Species of gastropod

Leiocithara infulata is a species of sea snail, a marine gastropod mollusk in the family Mangeliidae.

==Description==
The length of the shell attains 3.5 mm, its diameter 1.7 mm.

(Original description) The small shell is very solid, regularly biconical and sharply angled at the shoulder. Its colour is white, or pale buff with narrow bands of darker buff. It contains 5 whorls, including a protoconch of two smooth rounded whorls. The body whorl measures two-thirds of the shell's length.

Sculpture: on the body- whorl are eight widely spaced thick and prominent vertical ribs radiating from the suture, and vanishing on the base.

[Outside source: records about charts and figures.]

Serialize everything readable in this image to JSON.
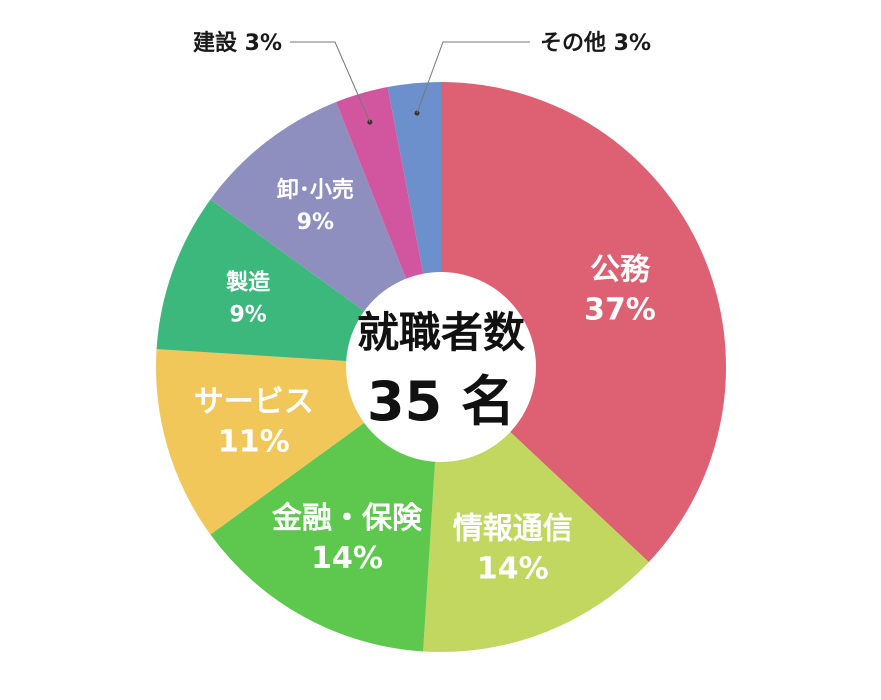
{
  "chart_data": {
    "type": "pie",
    "center": {
      "title": "就職者数",
      "total": "35 名"
    },
    "slices": [
      {
        "label": "公務",
        "value": 37,
        "value_label": "37%",
        "color": "#dd6172",
        "label_style": "inside-big"
      },
      {
        "label": "情報通信",
        "value": 14,
        "value_label": "14%",
        "color": "#c2d760",
        "label_style": "inside-big"
      },
      {
        "label": "金融・保険",
        "value": 14,
        "value_label": "14%",
        "color": "#5ec74e",
        "label_style": "inside-big"
      },
      {
        "label": "サービス",
        "value": 11,
        "value_label": "11%",
        "color": "#f2c75a",
        "label_style": "inside-big"
      },
      {
        "label": "製造",
        "value": 9,
        "value_label": "9%",
        "color": "#3db87c",
        "label_style": "inside-small"
      },
      {
        "label": "卸･小売",
        "value": 9,
        "value_label": "9%",
        "color": "#8e8fbf",
        "label_style": "inside-small"
      },
      {
        "label": "建設 3%",
        "value": 3,
        "value_label": "3%",
        "color": "#d2569f",
        "label_style": "outside-left"
      },
      {
        "label": "その他 3%",
        "value": 3,
        "value_label": "3%",
        "color": "#6c90cc",
        "label_style": "outside-right"
      }
    ]
  }
}
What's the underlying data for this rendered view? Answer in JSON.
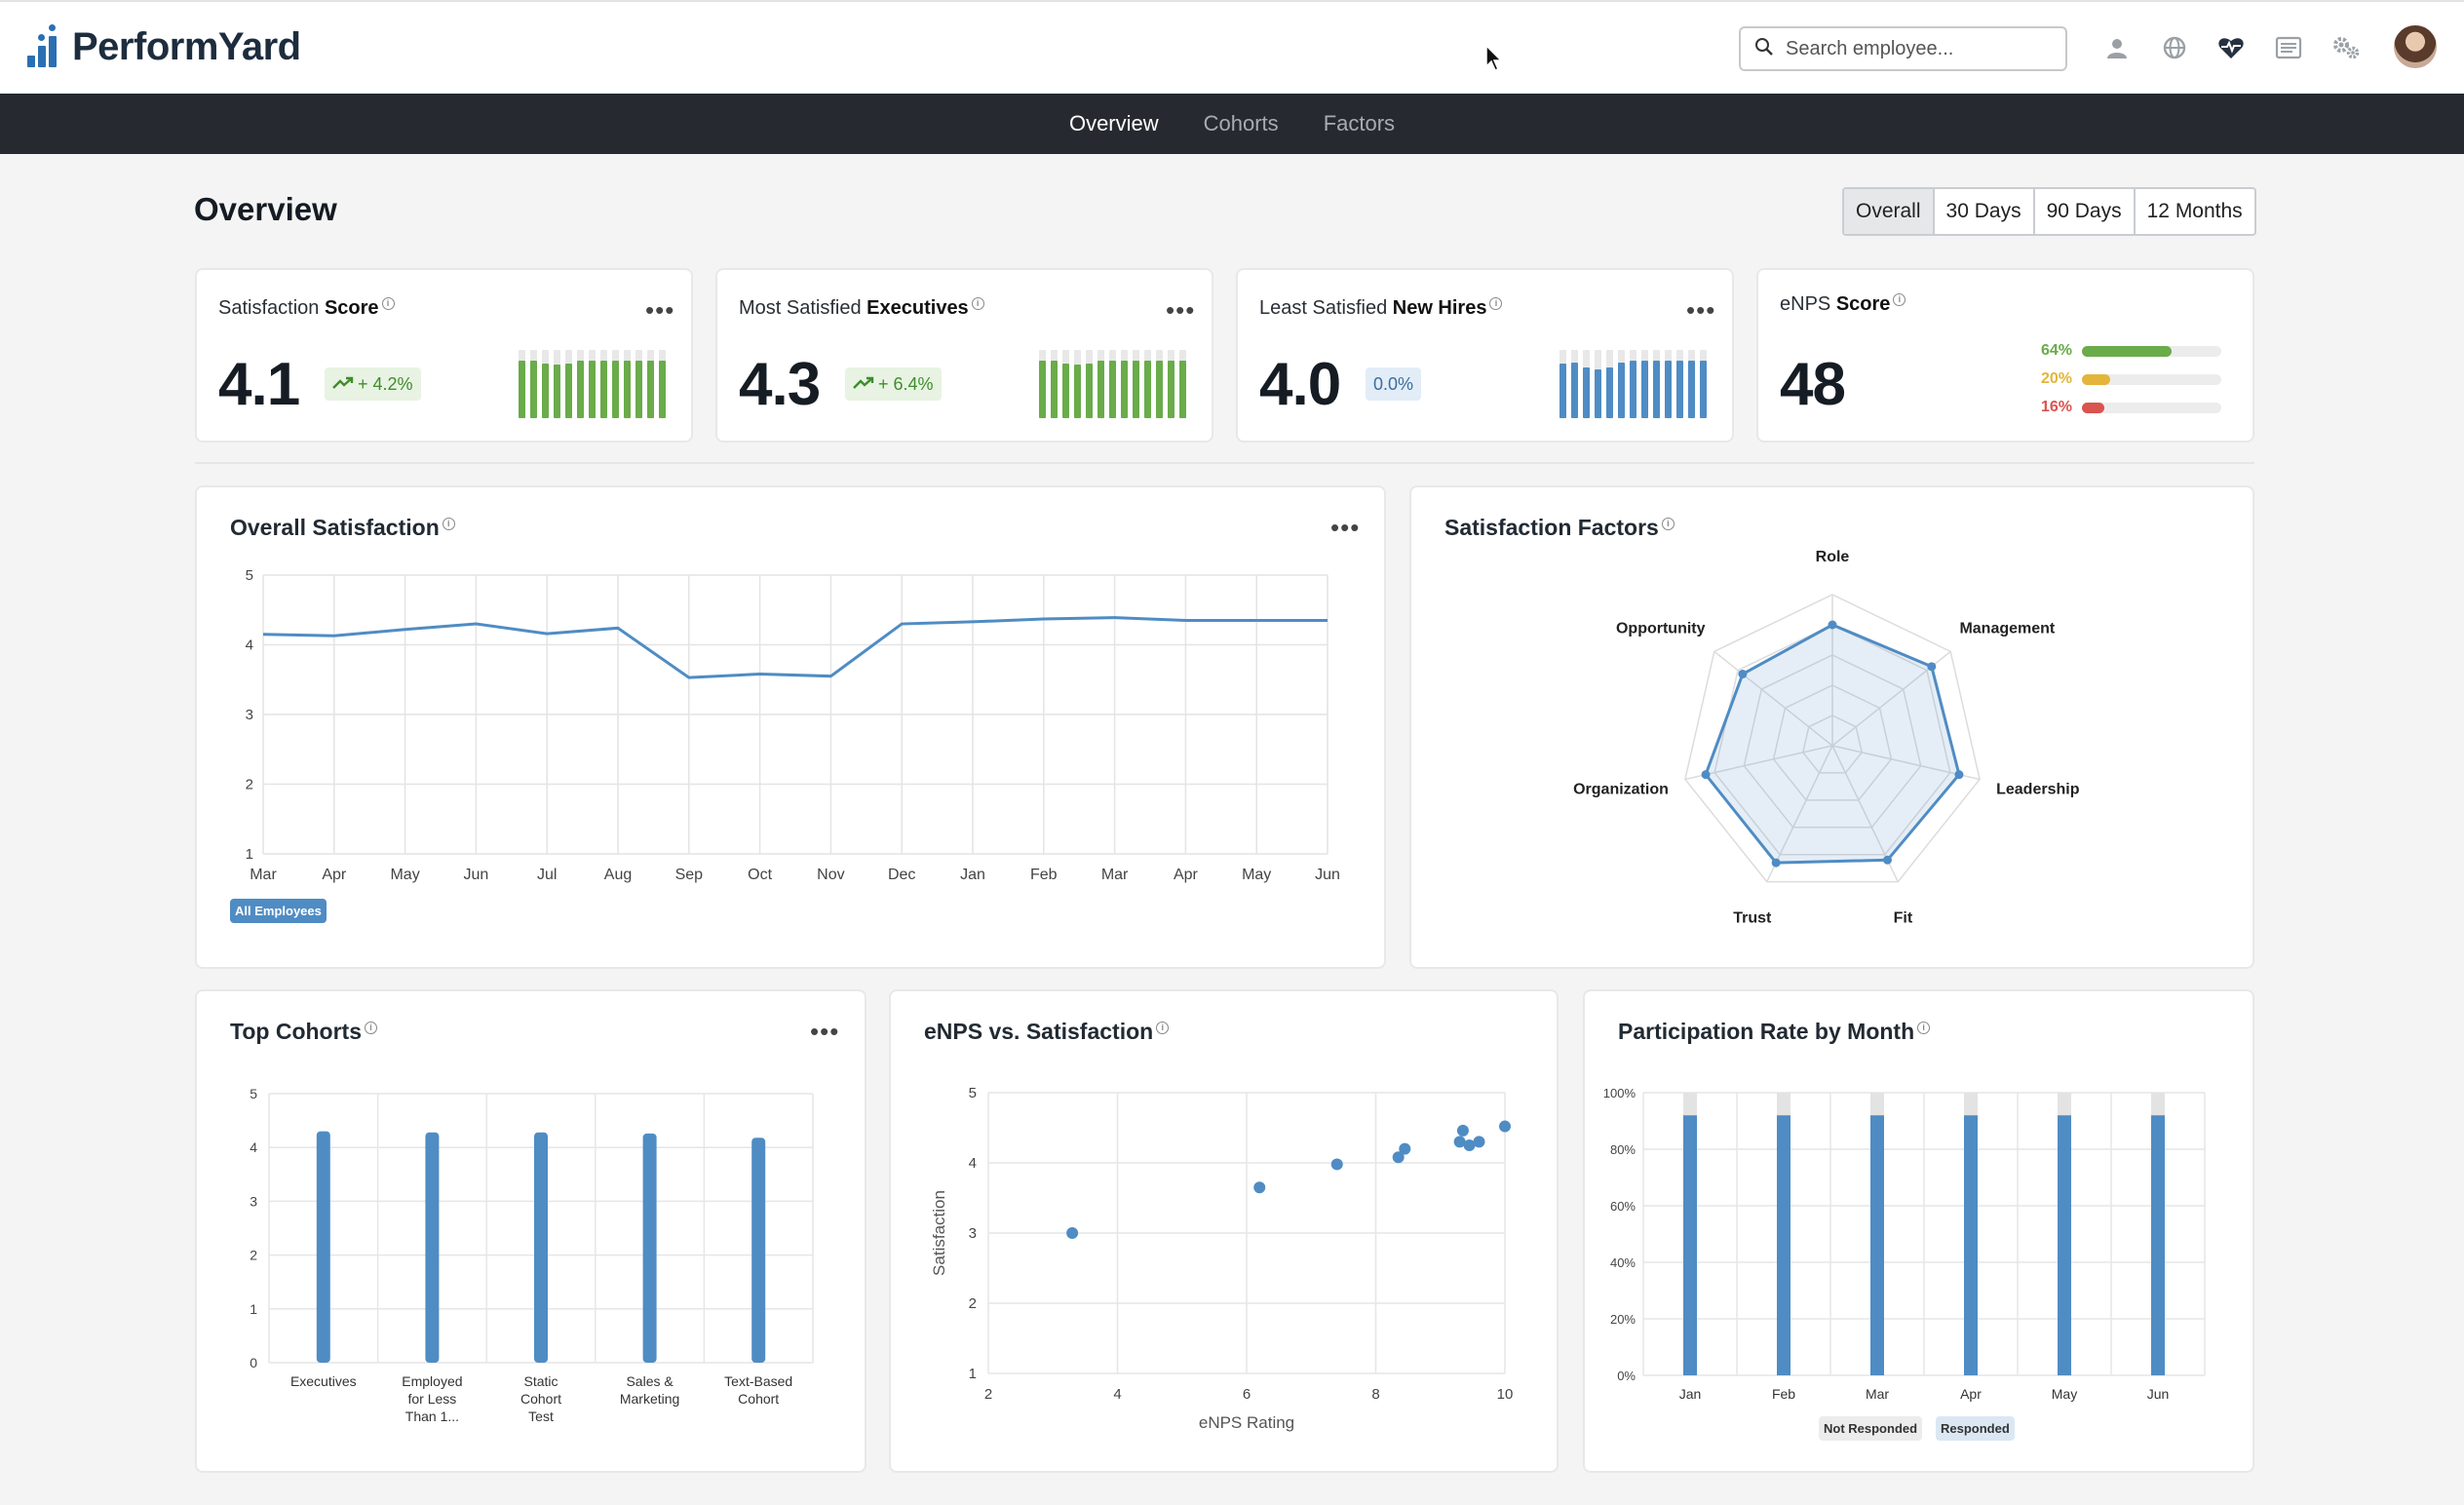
{
  "brand": {
    "name": "PerformYard"
  },
  "search": {
    "placeholder": "Search employee..."
  },
  "header_icons": [
    "person-icon",
    "globe-icon",
    "heart-pulse-icon",
    "list-icon",
    "gears-icon"
  ],
  "nav": {
    "tabs": [
      {
        "label": "Overview",
        "active": true
      },
      {
        "label": "Cohorts",
        "active": false
      },
      {
        "label": "Factors",
        "active": false
      }
    ]
  },
  "page": {
    "title": "Overview"
  },
  "ranges": {
    "options": [
      "Overall",
      "30 Days",
      "90 Days",
      "12 Months"
    ],
    "selected": "Overall"
  },
  "colors": {
    "accent": "#4f8cc4",
    "green": "#6aab4a",
    "yellow": "#e3b53a",
    "red": "#d9534f",
    "nav": "#262a30"
  },
  "kpis": [
    {
      "title_pre": "Satisfaction ",
      "title_bold": "Score",
      "value": "4.1",
      "change": "+ 4.2%",
      "trend": "up",
      "bar_color": "#6aab4a",
      "bars": [
        0.85,
        0.85,
        0.8,
        0.78,
        0.8,
        0.85,
        0.85,
        0.85,
        0.85,
        0.85,
        0.85,
        0.85,
        0.85
      ]
    },
    {
      "title_pre": "Most Satisfied ",
      "title_bold": "Executives",
      "value": "4.3",
      "change": "+ 6.4%",
      "trend": "up",
      "bar_color": "#6aab4a",
      "bars": [
        0.85,
        0.85,
        0.8,
        0.78,
        0.8,
        0.85,
        0.85,
        0.85,
        0.85,
        0.85,
        0.85,
        0.85,
        0.85
      ]
    },
    {
      "title_pre": "Least Satisfied ",
      "title_bold": "New Hires",
      "value": "4.0",
      "change": "0.0%",
      "trend": "flat",
      "bar_color": "#4f8cc4",
      "bars": [
        0.8,
        0.82,
        0.75,
        0.72,
        0.75,
        0.82,
        0.84,
        0.84,
        0.84,
        0.84,
        0.84,
        0.84,
        0.84
      ]
    }
  ],
  "enps": {
    "title_pre": "eNPS ",
    "title_bold": "Score",
    "value": "48",
    "rows": [
      {
        "label": "64%",
        "fraction": 0.64,
        "color": "#6aab4a"
      },
      {
        "label": "20%",
        "fraction": 0.2,
        "color": "#e3b53a"
      },
      {
        "label": "16%",
        "fraction": 0.16,
        "color": "#d9534f"
      }
    ]
  },
  "overall": {
    "title": "Overall Satisfaction",
    "legend": "All Employees"
  },
  "factors": {
    "title": "Satisfaction Factors"
  },
  "cohorts": {
    "title": "Top Cohorts"
  },
  "scatter": {
    "title": "eNPS vs. Satisfaction"
  },
  "participation": {
    "title": "Participation Rate by Month",
    "legend": [
      "Not Responded",
      "Responded"
    ]
  },
  "chart_data": [
    {
      "type": "line",
      "id": "overall",
      "categories": [
        "Mar",
        "Apr",
        "May",
        "Jun",
        "Jul",
        "Aug",
        "Sep",
        "Oct",
        "Nov",
        "Dec",
        "Jan",
        "Feb",
        "Mar",
        "Apr",
        "May",
        "Jun"
      ],
      "series": [
        {
          "name": "All Employees",
          "values": [
            4.15,
            4.13,
            4.22,
            4.3,
            4.16,
            4.24,
            3.53,
            3.58,
            3.55,
            4.3,
            4.33,
            4.37,
            4.39,
            4.35,
            4.35,
            4.35
          ]
        }
      ],
      "ylim": [
        1,
        5
      ],
      "yticks": [
        1,
        2,
        3,
        4,
        5
      ],
      "grid": true
    },
    {
      "type": "radar",
      "id": "factors",
      "categories": [
        "Role",
        "Management",
        "Leadership",
        "Fit",
        "Trust",
        "Organization",
        "Opportunity"
      ],
      "values": [
        4.0,
        4.2,
        4.3,
        4.2,
        4.3,
        4.3,
        3.8
      ],
      "range": [
        0,
        5
      ]
    },
    {
      "type": "bar",
      "id": "cohorts",
      "categories": [
        "Executives",
        "Employed for Less Than 1...",
        "Static Cohort Test",
        "Sales & Marketing",
        "Text-Based Cohort"
      ],
      "values": [
        4.3,
        4.28,
        4.28,
        4.26,
        4.18
      ],
      "ylim": [
        0,
        5
      ],
      "yticks": [
        0,
        1,
        2,
        3,
        4,
        5
      ]
    },
    {
      "type": "scatter",
      "id": "enps_vs_sat",
      "xlabel": "eNPS Rating",
      "ylabel": "Satisfaction",
      "xlim": [
        2,
        10
      ],
      "ylim": [
        1,
        5
      ],
      "xticks": [
        2,
        4,
        6,
        8,
        10
      ],
      "yticks": [
        1,
        2,
        3,
        4,
        5
      ],
      "points": [
        [
          3.3,
          3.0
        ],
        [
          6.2,
          3.65
        ],
        [
          7.4,
          3.98
        ],
        [
          8.35,
          4.08
        ],
        [
          8.45,
          4.2
        ],
        [
          9.3,
          4.3
        ],
        [
          9.35,
          4.46
        ],
        [
          9.45,
          4.25
        ],
        [
          9.6,
          4.3
        ],
        [
          10.0,
          4.52
        ]
      ]
    },
    {
      "type": "bar",
      "id": "participation",
      "stacked": true,
      "categories": [
        "Jan",
        "Feb",
        "Mar",
        "Apr",
        "May",
        "Jun"
      ],
      "series": [
        {
          "name": "Responded",
          "values": [
            92,
            92,
            92,
            92,
            92,
            92
          ]
        },
        {
          "name": "Not Responded",
          "values": [
            8,
            8,
            8,
            8,
            8,
            8
          ]
        }
      ],
      "ylim": [
        0,
        100
      ],
      "yticks": [
        "0%",
        "20%",
        "40%",
        "60%",
        "80%",
        "100%"
      ]
    }
  ]
}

On the shoulder these are linked and overrun by a spiral cord of nearly equal calibre. This sculpture is repeated on the penultimate whorl, where the radials are smaller and closer. On the antepenultimate whorl the spiral cord degenerates, and the radials are closer, rounder, and more oblique. Apart from this, the shell has, in general, a smooth expression, but a few faint spirals mark the base, while still fainter scratches traverse the rest of the shell. The aperture is narrow, protected by a heavy outstanding varix, anteriorly with a semicircular excavation, followed by a tubercle on either side. The siphonal canal is short, broad and effuse.

==Distribution==
This marine species is endemic to Australia and occurs off Queensland.